After years of of teaching marketing courses, speaking and working one-on-one with clients, I noticed an unhealthy and very common mindset: a distaste, fear or restitance to marketing.

Sure, some issues stemmed from common marketing stereotypes (like the pushy infomercial guys or used car salespeople in commercials) but many wonderfully talented professionals who worked for or ran great companies saw marketing as self-serving, when in fact, it can be exactly the opposite.

As The Marketing Therapist®, I help passionate professionals breakdown issues to help get them working towards business breakthroughs. All of my work is rooted in education. So, I put on my educator hat and started sharing a new marketing mindset – markeding®.

As the mashup (marketing + education) name suggests, the best way to breakdown your issues with marketing is to retrain your brain to approach marketing with an educational focus.

Want that broken down in an even simpler way?

As yourself what you need to help your current and prospective customer understand.

Yep, that’s it. Write down what you are thinking. Answers can include how a product or service works, what your core values are, why you started your company, why you versus the competition and what your unique value proposition is.

The true academic meaning of marketing is maximizing exchanges. I prefer to make this definition sounds less transactional, so when I teach, I reinforce that “exchanges” means “relationships”. Anyone can make a sale, but to maximize a relationship (before and after the sale) you need to have an altruistic approach to marketing.

It all begins with education.

markeding® puts relationships at the center of the marketing strategy, and in doing so empowers your audience.

Reframe marketing as a relationship instead of a promotion – be a giver, not a taker.

Most of us know that getting to a sale typically takes seven touchpoints. Rarely, though, do we think of these touchpoints as moments in a relationship where we’re getting to know someone’s needs and wants.

Marketing is like marriage. You don’t walk into a bar, sidle up to someone, and ask them if they want to spend the rest of their life with you, right?; Building a meaningful relationship is a journey (not a destination) that starts with getting to know someone else to ensure your goals and values align.

In the same way, successful marketing doesn’t ask prospective customers to sign over a bunch of money on the first encounter. Instead, you use that first meeting to build awareness on both sides of the relationship. For you, it’s about learning the potential customer’s pain points as well as their needs. Meanwhile, they learn if and how your business can match those needs. In this way, markeding® is becomes an act of maximizing exchanges. In other words, you’ve established enough of a common ground that both parties are eager to move forwards.

Tackle the “why” question before you tackle marketing content.

One of the reasons traditional, car-salesman-like marketing continues to persist as a perception is that people fixate more on the “what’s” (like the press release, blog post or social media vehicle) before they really understand why they’re pursuing the relationship in the first place.

Instead, start with the why.

Let’s say you run an accounting services firm and are looking to entice smaller businesses. Instead of just putting out a press release announcing your availability, with markeding®, you would pause and ask what you need to help your audience understand.

One point is that accounting is often one of the things small businesses need to outsource most, since it’s time consuming and requires a very specific set of skills to do well. Keeping that in mind, put pushy marketing on hold and think about the kind of information this audience would actually find useful…pull them in with educational content.

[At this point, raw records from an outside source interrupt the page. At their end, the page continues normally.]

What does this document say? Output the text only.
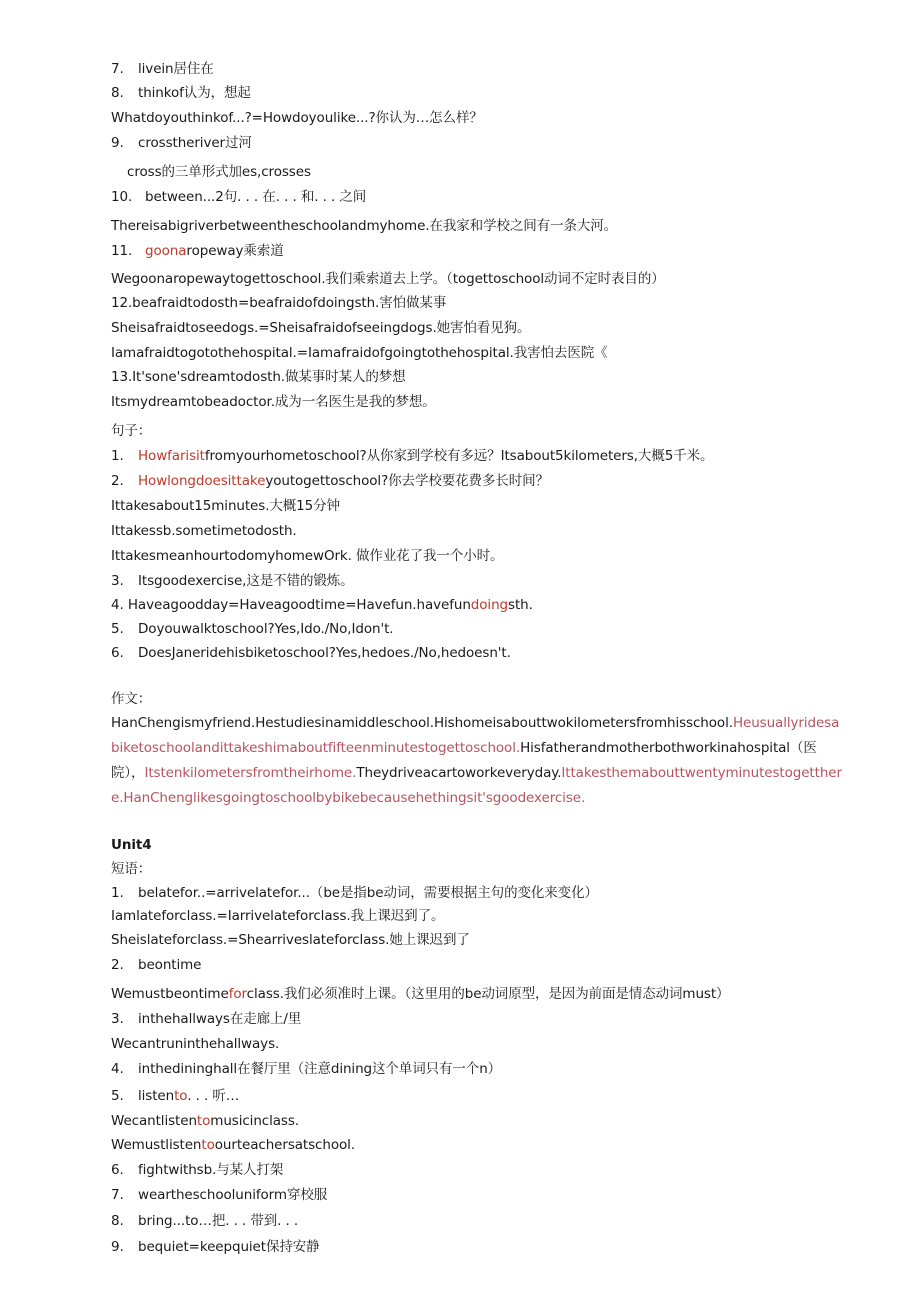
7. livein居住在
8. thinkof认为，想起
Whatdoyouthinkof...?=Howdoyoulike...?你认为…怎么样？
9. crosstheriver过河
cross的三单形式加es,crosses
10. between...2句. . . 在. . . 和. . . 之间
Thereisabigriverbetweentheschoolandmyhome.在我家和学校之间有一条大河。
11. goonaropeway乘索道
Wegoonaropewaytogettoschool.我们乘索道去上学。（togettoschool动词不定时表目的）
12.beafraidtodosth=beafraidofdoingsth.害怕做某事
Sheisafraidtoseedogs.=Sheisafraidofseeingdogs.她害怕看见狗。
Iamafraidtogotothehospital.=Iamafraidofgoingtothehospital.我害怕去医院《
13.It'sone'sdreamtodosth.做某事时某人的梦想
Itsmydreamtobeadoctor.成为一名医生是我的梦想。
句子：
1. Howfarisitfromyourhometoschool?从你家到学校有多远？Itsabout5kilometers,大概5千米。
2. Howlongdoesittakeyoutogettoschool?你去学校要花费多长时间？
Ittakesabout15minutes.大概15分钟
Ittakessb.sometimetodosth.
IttakesmeanhourtodomyhomewOrk. 做作业花了我一个小时。
3. Itsgoodexercise,这是不错的锻炼。
4. Haveagoodday=Haveagoodtime=Havefun.havefundoingsth.
5. Doyouwalktoschool?Yes,Ido./No,Idon't.
6. DoesJaneridehisbiketoschool?Yes,hedoes./No,hedoesn't.
作文：
HanChengismyfriend.Hestudiesinamiddleschool.Hishomeisabouttwokilometersfromhisschool.Heusuallyridesabiketoschoolandittakeshimaboutfifteenminutestogettoschool.Hisfatherandmotherbothworkinahospital（医院），Itstenkilometersfromtheirhome.Theydriveacartoworkeveryday.Ittakesthemabouttwentyminutestogetthere.HanChenglikesgoingtoschoolbybikebecausehethingsit'sgoodexercise.
Unit4
短语：
1. belatefor..=arrivelatefor...（be是指be动词，需要根据主句的变化来变化）
Iamlateforclass.=Iarrivelateforclass.我上课迟到了。
Sheislateforclass.=Shearriveslateforclass.她上课迟到了
2. beontime
Wemustbeontimeforclass.我们必须准时上课。（这里用的be动词原型，是因为前面是情态动词must）
3. inthehallways在走廊上/里
Wecantruninthehallways.
4. inthedininghall在餐厅里（注意dining这个单词只有一个n）
5. listento. . . 听…
Wecantlistentomusicinclass.
Wemustlistentoourteachersatschool.
6. fightwithsb.与某人打架
7. weartheschooluniform穿校服
8. bring...to…把. . . 带到. . .
9. bequiet=keepquiet保持安静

Use content to create an informative experience.

Few need reminding nowadays that content is a vital part of any marketing strategy. Consider what you want to educate people on then start creating! For the accounting firm looking to entice small business, they might consider a blog post on how to hire the right CPA or bookkeeper or making a three-minute educational video mapping out the Q’s and A’s the process.

For any type of content, whether video, social media, the good old-fashioned blog post, or all three, make sure you understand the message you’re trying to teach your audience before you start to tinker with the tools.

A markeding® approach to content helps open doesn’t mean you’ll never run an expensive campaign or write a press release again. There’s a time and place for both those things. Remember that in today’s web and social centric world, we need to empower the person on the other end of the exchange a learning experience. Just like education is no longer a binge-and-purge exercise that shoves facts down someone’s throat and asks them to spit the information back up, marketing is no longer about bombarding your audience with ads and promotions.

When you take the markeding® approach, you’re more likely to do marketing ethically, and to pave the way for solid upstanding companies (non-profit or for-profit) to connect with the people they need. In doing so, the hope is we can eventually get rid of the pushy guy in sunglasses once and for all.